Nach fast zehn Jahren kehrte Ole Linseisen zu den FC Würzburger Kickers zurück – zurück zu seinen Wurzeln und seiner Heimatstadt. In verschiedenen Aufgabenbereichen, von Spieltags- und Ticketingleitung bis zum Sponsoring, gestaltet er den Vereinsalltag wieder aktiv mit. Im Interview spricht er über seine Rückkehr, die Herausforderungen seines Jobs und seine Ziele für sich und den Verein.
Du bist in unterschiedlichen Aufgabenfeldern bei den Kickers involviert. Welche Verantwortlichkeiten umfasst Dein Tätigkeitsbereich?
Ich bin aktuell Spieltagsleiter, Ticketingleiter und einer der Ansprechpartner im Bereich Sponsoring der FC Würzburger Kickers. Als Spieltagsleiter begleite ich vor allem die Sicherheits-Thematiken im Stadion. Als Ticketingleiter bin ich z.B. für Dauerkarten oder Ticket-Aktionen verantwortlich. Im Bereich Sponsoring übernehme ich die Akquise und die Betreuung im organisatorischen Bereich.
Was sind die größten Herausforderungen in Deinem Aufgabenfeld – sei es organisatorisch, sportlich oder auch im Umgang mit den Fans?
Der sportliche Bereich beeinflusst alles. Wenn es läuft, dann ist auch alles drumherum oftmals super. Wenn es sportlich nicht läuft , werden auch viele organisatorische Punkte kritisch angesprochen. Zum Spieltag selbst: Hier gibt es zwar gleiche Abläufe, aber jeder Spieltag bringt andere Thematiken mit sich, die meist kurzfristig auft reten. Das macht den Job zwar manchmal chaotisch, aber auch abwechslungsreich.

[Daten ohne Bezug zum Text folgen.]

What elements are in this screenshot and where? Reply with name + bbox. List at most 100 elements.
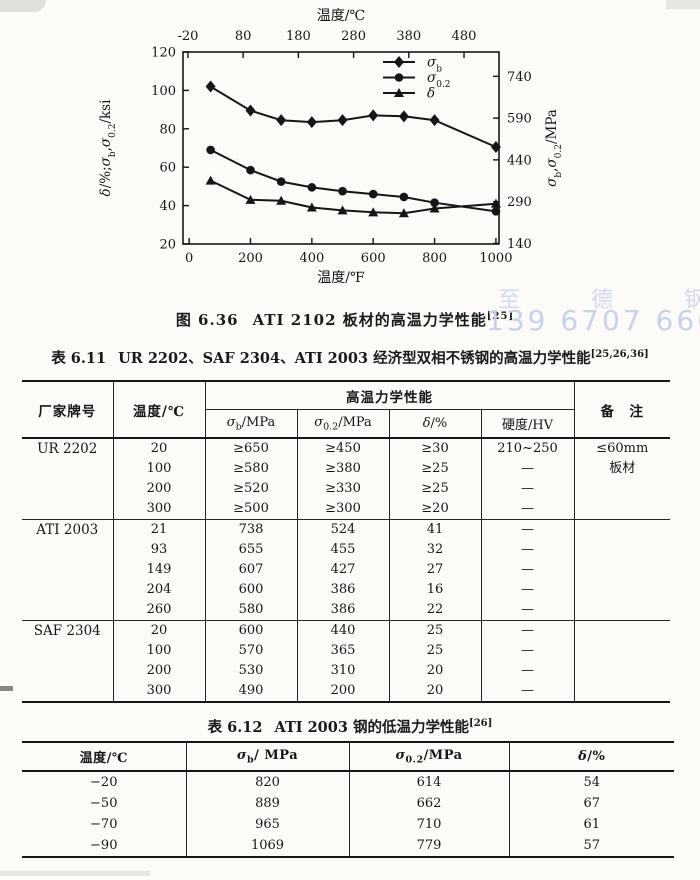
table-reference: [26] — [468, 718, 493, 730]
data-cell: 67 — [508, 793, 674, 814]
svg-text:400: 400 — [299, 251, 324, 266]
table-row: 204 600 386 16— — [22, 580, 670, 600]
data-cell: 365 — [296, 641, 389, 661]
data-cell: 260 — [112, 600, 205, 621]
data-cell: ≥330 — [296, 479, 389, 499]
data-cell: — — [480, 560, 574, 580]
data-cell: −50 — [90, 796, 118, 811]
svg-text:1000: 1000 — [479, 251, 512, 266]
data-cell: 300 — [112, 499, 205, 520]
data-cell: 386 — [296, 600, 389, 621]
figure-caption: 图 6.36 ATI 2102 板材的高温力学性能[25] — [0, 309, 690, 330]
data-cell: 779 — [348, 835, 509, 857]
svg-text:σb: σb — [427, 55, 442, 75]
table-row: −70 965 710 61 — [22, 814, 674, 835]
data-cell: 200 — [112, 661, 205, 681]
data-cell: 386 — [296, 580, 389, 600]
ati-2003-low-temperature-table: 温度/℃ σb/ MPa σ0.2/MPa δ/% −20 820 614 54 −50 889 6… — [22, 741, 674, 858]
data-cell: 710 — [348, 814, 509, 835]
column-header-manufacturer: 厂家牌号 — [22, 381, 113, 439]
data-cell: ≥25 — [388, 479, 481, 499]
data-cell: 100 — [112, 459, 205, 479]
data-cell: 310 — [296, 661, 389, 681]
manufacturer-cell: UR 2202 — [37, 441, 98, 457]
svg-text:120: 120 — [151, 46, 176, 61]
svg-text:δ/%;σb,σ0.2/ksi: δ/%;σb,σ0.2/ksi — [98, 99, 118, 197]
data-cell: 738 — [204, 519, 297, 540]
data-cell: 607 — [204, 560, 297, 580]
data-cell: 20 — [388, 681, 481, 702]
data-cell: 965 — [185, 814, 349, 835]
scan-artifact — [0, 686, 13, 691]
data-cell: 27 — [388, 560, 481, 580]
table-subheader-row: σb/MPa σ0.2/MPa δ/% 硬度/HV — [22, 409, 670, 439]
series-sigma-0-2 — [206, 145, 501, 216]
table-row: ATI 2003 21 738 524 41— — [22, 519, 670, 621]
data-cell: ≥300 — [296, 499, 389, 520]
figure-6-36-chart: -20 80 180 280 380 480 温度/℃ 0 200 400 600 800 1000 温度… — [90, 6, 580, 306]
watermark-phone-number: 139 6707 6667 — [486, 304, 700, 337]
data-cell: 22 — [388, 600, 481, 621]
data-cell: — — [480, 620, 574, 641]
data-cell: — — [480, 600, 574, 621]
data-cell: 570 — [204, 641, 297, 661]
data-cell: — — [480, 499, 574, 520]
series-delta — [205, 175, 501, 218]
data-cell: 820 — [185, 771, 349, 793]
table-title-text: ATI 2003 钢的低温力学性能 — [274, 719, 469, 736]
data-cell: ≥650 — [204, 438, 297, 459]
svg-text:80: 80 — [159, 122, 176, 137]
svg-text:60: 60 — [159, 161, 176, 176]
column-header-sigma-b: σb/MPa — [204, 409, 297, 439]
column-header-remark: 备 注 — [573, 381, 670, 439]
table-row: UR 2202 20 ≥650 ≥450 ≥30 210~250 ≤60mm 板材 — [22, 438, 670, 520]
table-6-11-title: 表 6.11 UR 2202、SAF 2304、ATI 2003 经济型双相不锈钢… — [0, 347, 700, 368]
data-cell: 25 — [388, 641, 481, 661]
figure-caption-text: ATI 2102 板材的高温力学性能 — [252, 311, 487, 329]
data-cell: 300 — [112, 681, 205, 702]
svg-text:440: 440 — [507, 153, 532, 168]
table-row: 100 ≥580 ≥380 ≥25— — [22, 459, 670, 479]
data-cell: 530 — [204, 661, 297, 681]
data-cell: −20 — [90, 775, 118, 790]
data-cell: 54 — [508, 771, 674, 793]
data-cell: 32 — [388, 540, 481, 560]
data-cell: 889 — [185, 793, 349, 814]
svg-text:140: 140 — [507, 237, 532, 252]
data-cell: — — [480, 681, 574, 702]
column-header-delta: δ/% — [388, 409, 481, 439]
data-cell: — — [480, 580, 574, 600]
table-row: 93 655 455 32— — [22, 540, 670, 560]
data-cell: −90 — [90, 838, 118, 853]
data-cell: ≥450 — [296, 438, 389, 459]
table-title-text: UR 2202、SAF 2304、ATI 2003 经济型双相不锈钢的高温力学性… — [118, 350, 591, 367]
table-row: 200 ≥520 ≥330 ≥25— — [22, 479, 670, 499]
manufacturer-cell: SAF 2304 — [22, 620, 113, 702]
svg-text:80: 80 — [235, 29, 252, 44]
svg-text:600: 600 — [361, 251, 386, 266]
svg-text:σb,σ0.2/MPa: σb,σ0.2/MPa — [544, 109, 564, 187]
data-cell: 614 — [348, 771, 509, 793]
data-cell: 61 — [508, 814, 674, 835]
table-row: −50 889 662 67 — [22, 793, 674, 814]
remark-line: 板材 — [609, 461, 636, 476]
data-cell: 600 — [204, 620, 297, 641]
svg-text:温度/℉: 温度/℉ — [317, 270, 365, 286]
scan-artifact — [0, 871, 150, 876]
data-cell: 1069 — [185, 835, 349, 857]
scan-artifact — [666, 0, 700, 9]
data-cell: — — [480, 479, 574, 499]
economic-duplex-steel-table: 厂家牌号 温度/℃ 高温力学性能备 注 σb/MPa σ0.2/MPa δ/% 硬度/HV U… — [22, 380, 670, 703]
data-cell: ≥580 — [204, 459, 297, 479]
column-header-sigma-0-2: σ0.2/MPa — [296, 409, 389, 439]
data-cell: 200 — [296, 681, 389, 702]
data-cell: — — [480, 641, 574, 661]
data-cell: — — [480, 519, 574, 540]
series-sigma-b — [205, 80, 501, 154]
manufacturer-cell: ATI 2003 — [22, 519, 113, 621]
table-row: −90 1069 779 57 — [22, 835, 674, 857]
data-cell: 20 — [112, 438, 205, 459]
data-cell: 490 — [204, 681, 297, 702]
svg-text:480: 480 — [452, 29, 477, 44]
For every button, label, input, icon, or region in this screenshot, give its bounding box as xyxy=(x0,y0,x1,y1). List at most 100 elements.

Als gebürtiger Würzburger – wie würdest Du Deinen persönlichen Bezug zum Verein damals im Vergleich zu heute beschreiben?
Ich bin in Heidingsfeld geboren und aufgewachsen und damit lag der Verein direkt vor meiner Haustüre. Die Zeit, in der man auf Profifußball umgestellt hat, habe ich mit gemischten Gefühlen wahrgenommen. Zum einen freute ich mich, dass man das Projekt „Profifußball“ in Würzburg umsetzen wollte, zum anderen fehlte mir aber ein langfristiger Plan zur Identifikation dahinter. Mein Einstieg bei den Kickers war auch davon geprägt, dass ich darin die Chance sah, meiner Heimatstadt etwas zurückzugeben und dabei helfen wollte, die Würzburger Kickers zu einem Verein werden zu lassen, mit dem man sich als Würzburger und Würzburgerin zu 100 Prozent identifizieren kann.
Nach fast zehn Jahren außer Haus: Was hat Dich bewogen, zurückzukommen und beim Verein in Deiner Heimatstadt wieder einsteigen zu wollen?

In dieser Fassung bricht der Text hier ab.